Like many biologists, the artist considers what is happening in this area — is a new revolution: “The cost of sequencing and DNA synthesis is falling rapidly. CRISPR genetic modification technologies have increased the range of available options. Something changes every year, ” Daisy said in a lecture at the PopTech forum. – GM microbes will most likely appear to clean up oil pollution or to normalize the acidity of the soil. The use of modified mosquitoes is already a reality. “

Fully synthetic organisms are products of technological progress, not biological evolution, and are not at all obliged to imitate natural beings. Having only a common biochemical basis with them, they are soon ready to stand out into their own branch on the tree of life. The super-kingdom is on a par with bacteria, archaea and eukaryotes, developing according to its own laws, which are set by both nature and people. The operation of these laws is the subject of main interest for Daisy Ginsberg. What would a plant look like when turned into a living factory? Design will answer this: like a specialized workshop producing a biopolymer part. When ripe, it drops out of the opened fruit and is ready to be assembled with other fruits of synthetic plants to give a whole useful device.

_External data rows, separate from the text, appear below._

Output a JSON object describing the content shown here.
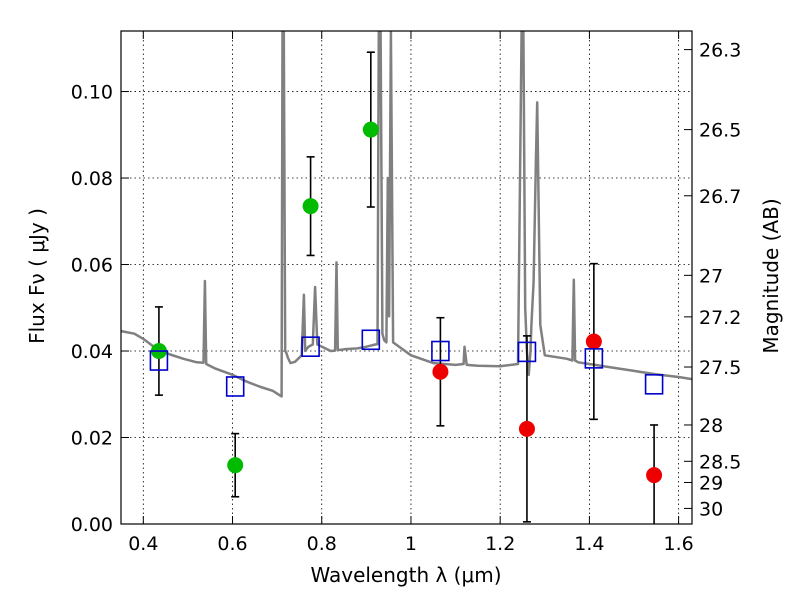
{
  "chart_data": {
    "type": "scatter",
    "title": "",
    "xlabel": "Wavelength  λ (μm)",
    "ylabel": "Flux  Fν  ( μJy )",
    "ylabel_right": "Magnitude (AB)",
    "xlim": [
      0.35,
      1.63
    ],
    "ylim": [
      0.0,
      0.114
    ],
    "grid": true,
    "x_ticks": [
      0.4,
      0.6,
      0.8,
      1.0,
      1.2,
      1.4,
      1.6
    ],
    "x_tick_labels": [
      "0.4",
      "0.6",
      "0.8",
      "1",
      "1.2",
      "1.4",
      "1.6"
    ],
    "y_ticks": [
      0.0,
      0.02,
      0.04,
      0.06,
      0.08,
      0.1
    ],
    "y_tick_labels": [
      "0.00",
      "0.02",
      "0.04",
      "0.06",
      "0.08",
      "0.10"
    ],
    "right_ticks": [
      {
        "label": "26.3",
        "flux": 0.1097
      },
      {
        "label": "26.5",
        "flux": 0.0912
      },
      {
        "label": "26.7",
        "flux": 0.0759
      },
      {
        "label": "27",
        "flux": 0.0575
      },
      {
        "label": "27.2",
        "flux": 0.0479
      },
      {
        "label": "27.5",
        "flux": 0.0363
      },
      {
        "label": "28",
        "flux": 0.0229
      },
      {
        "label": "28.5",
        "flux": 0.0145
      },
      {
        "label": "29",
        "flux": 0.0096
      },
      {
        "label": "30",
        "flux": 0.0036
      }
    ],
    "series": [
      {
        "marker": "circle",
        "color": "#00bb00",
        "points": [
          {
            "x": 0.435,
            "y": 0.04,
            "err": 0.0102
          },
          {
            "x": 0.606,
            "y": 0.0136,
            "err": 0.0073
          },
          {
            "x": 0.775,
            "y": 0.0735,
            "err": 0.0114
          },
          {
            "x": 0.91,
            "y": 0.0912,
            "err": 0.0179
          }
        ]
      },
      {
        "marker": "circle",
        "color": "#ee0000",
        "points": [
          {
            "x": 1.066,
            "y": 0.0352,
            "err": 0.0125
          },
          {
            "x": 1.26,
            "y": 0.022,
            "err": 0.0215
          },
          {
            "x": 1.41,
            "y": 0.0422,
            "err": 0.018
          },
          {
            "x": 1.545,
            "y": 0.0113,
            "err": 0.0116
          }
        ]
      },
      {
        "marker": "open-square",
        "color": "#0000cc",
        "points": [
          {
            "x": 0.435,
            "y": 0.0378
          },
          {
            "x": 0.606,
            "y": 0.0318
          },
          {
            "x": 0.775,
            "y": 0.041
          },
          {
            "x": 0.91,
            "y": 0.0426
          },
          {
            "x": 1.066,
            "y": 0.04
          },
          {
            "x": 1.26,
            "y": 0.0398
          },
          {
            "x": 1.41,
            "y": 0.0383
          },
          {
            "x": 1.545,
            "y": 0.0323
          }
        ]
      },
      {
        "type": "line",
        "color": "#808080",
        "x": [
          0.35,
          0.38,
          0.4,
          0.43,
          0.46,
          0.49,
          0.52,
          0.535,
          0.538,
          0.541,
          0.56,
          0.6,
          0.63,
          0.66,
          0.69,
          0.705,
          0.71,
          0.712,
          0.715,
          0.718,
          0.721,
          0.724,
          0.727,
          0.73,
          0.74,
          0.755,
          0.76,
          0.763,
          0.77,
          0.78,
          0.785,
          0.79,
          0.82,
          0.83,
          0.833,
          0.836,
          0.85,
          0.88,
          0.9,
          0.92,
          0.925,
          0.928,
          0.932,
          0.936,
          0.94,
          0.945,
          0.948,
          0.951,
          0.955,
          0.96,
          1.0,
          1.05,
          1.1,
          1.118,
          1.12,
          1.125,
          1.15,
          1.2,
          1.24,
          1.248,
          1.252,
          1.256,
          1.26,
          1.264,
          1.268,
          1.27,
          1.275,
          1.28,
          1.283,
          1.29,
          1.3,
          1.35,
          1.362,
          1.365,
          1.368,
          1.375,
          1.4,
          1.45,
          1.5,
          1.55,
          1.6,
          1.63
        ],
        "y": [
          0.0446,
          0.044,
          0.0428,
          0.0405,
          0.0392,
          0.0382,
          0.0374,
          0.0373,
          0.0562,
          0.037,
          0.036,
          0.0345,
          0.033,
          0.0318,
          0.0308,
          0.0298,
          0.0295,
          0.114,
          0.114,
          0.04,
          0.0395,
          0.0385,
          0.0378,
          0.0372,
          0.0375,
          0.039,
          0.053,
          0.04,
          0.041,
          0.0415,
          0.0548,
          0.0415,
          0.04,
          0.0401,
          0.0605,
          0.0402,
          0.0404,
          0.0406,
          0.041,
          0.0415,
          0.0416,
          0.114,
          0.114,
          0.044,
          0.0425,
          0.042,
          0.08,
          0.048,
          0.114,
          0.042,
          0.039,
          0.0372,
          0.0368,
          0.037,
          0.041,
          0.0368,
          0.0366,
          0.0365,
          0.037,
          0.114,
          0.114,
          0.05,
          0.04,
          0.0345,
          0.04,
          0.046,
          0.056,
          0.084,
          0.0975,
          0.046,
          0.039,
          0.0382,
          0.0378,
          0.0565,
          0.0378,
          0.0374,
          0.037,
          0.0362,
          0.0354,
          0.0346,
          0.034,
          0.0335
        ]
      }
    ]
  }
}
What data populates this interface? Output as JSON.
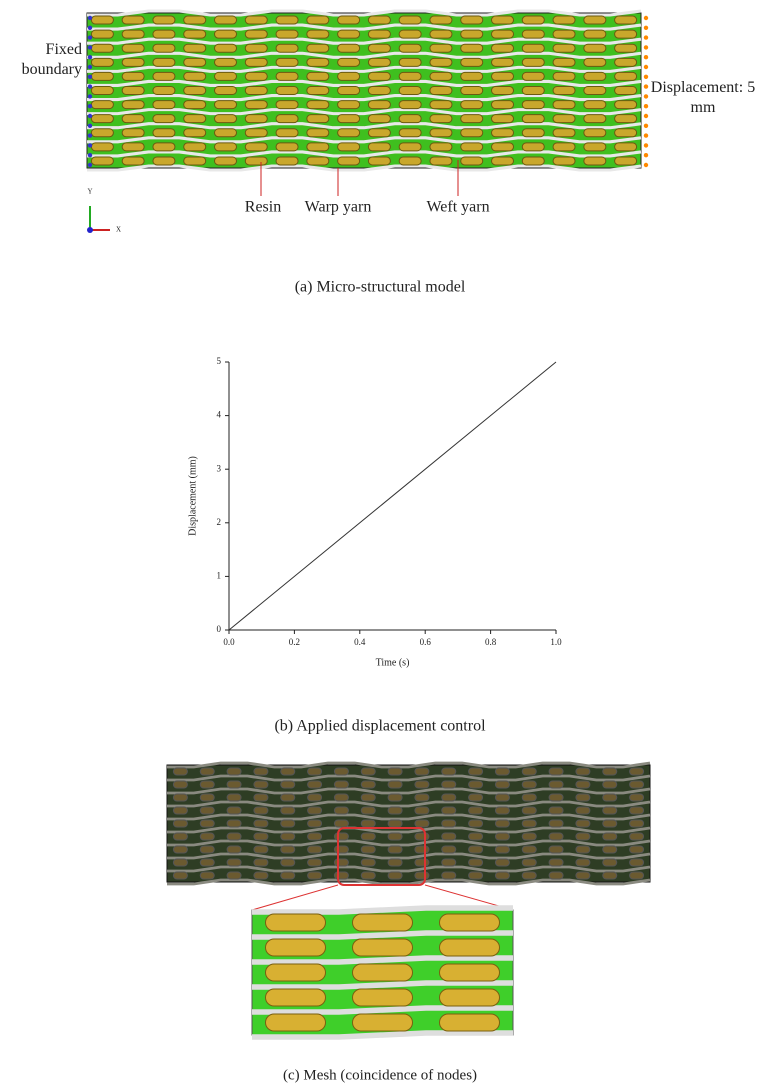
{
  "figure_a": {
    "left_label": "Fixed boundary",
    "right_label": "Displacement: 5 mm",
    "arrows": [
      "Resin",
      "Warp yarn",
      "Weft yarn"
    ],
    "axis_y": "Y",
    "axis_x": "X",
    "caption": "(a)  Micro-structural model"
  },
  "chart_data": {
    "type": "line",
    "x": [
      0,
      1
    ],
    "values": [
      0,
      5
    ],
    "color": "#333333",
    "xlabel": "Time (s)",
    "ylabel": "Displacement (mm)",
    "xlim": [
      0,
      1
    ],
    "xticks": [
      {
        "value": 0,
        "label": "0.0"
      },
      0.2,
      0.4,
      0.6,
      0.8,
      {
        "value": 1,
        "label": "1.0"
      }
    ],
    "ylim": [
      0,
      5
    ],
    "yticks": [
      0,
      1,
      2,
      3,
      4,
      5
    ],
    "caption": "(b)  Applied displacement control"
  },
  "figure_c": {
    "caption": "(c)  Mesh (coincidence of nodes)"
  }
}
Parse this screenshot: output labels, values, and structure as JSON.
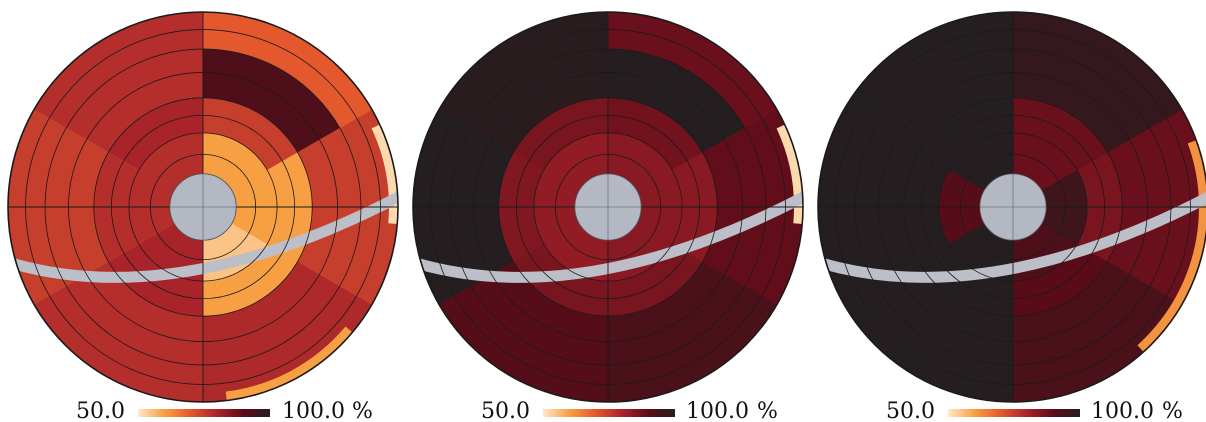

Significantly, in the 2009 Growth Assembly series of sketches, such a device turns out to be a herbicide sprayer — a vital tool for a person living in a world of complete freedom of biotechnology. The artist does not at all turn a blind eye to the potential dangers of such a future, and in the Synthetic Kingdom project she presented a number of rather frightening consequences, the prevention of which should be taken care of in advance. In Ginsberg’s view, the horizontal transfer of genes between synthetic and natural organisms can lead to the fact that microbes on the teeth will produce, for example, pigments, coloring them in bright colors, and the “genetic leak” from the bioelectronics factory to an epidemic of phosphorescent kidney stones.

However, this biotechnology does not stand out too much among human achievements: none of the former or existing technologies is devoid of negative side effects. The growth of modern civilization has already led to such a rapid decline in biodiversity, which scientists confidently call the Sixth Global Extinction in the history of life on Earth. But just as the previous steps in development made it possible to solve many problems caused by previous technologies, and synthetic biology is ready to “cure” the biosphere of the planet. Artificial slugs to restore the acid-base balance of the soil, artificial hedgehogs to spread seeds and even strange translucent organisms that infect plants and filter their juices to remove pathogens are another Daisy Ginsberg project and another touch of the biotech future. If you believe that progress really leads from good to better, then is is possible to agree that this is exactly what it will be.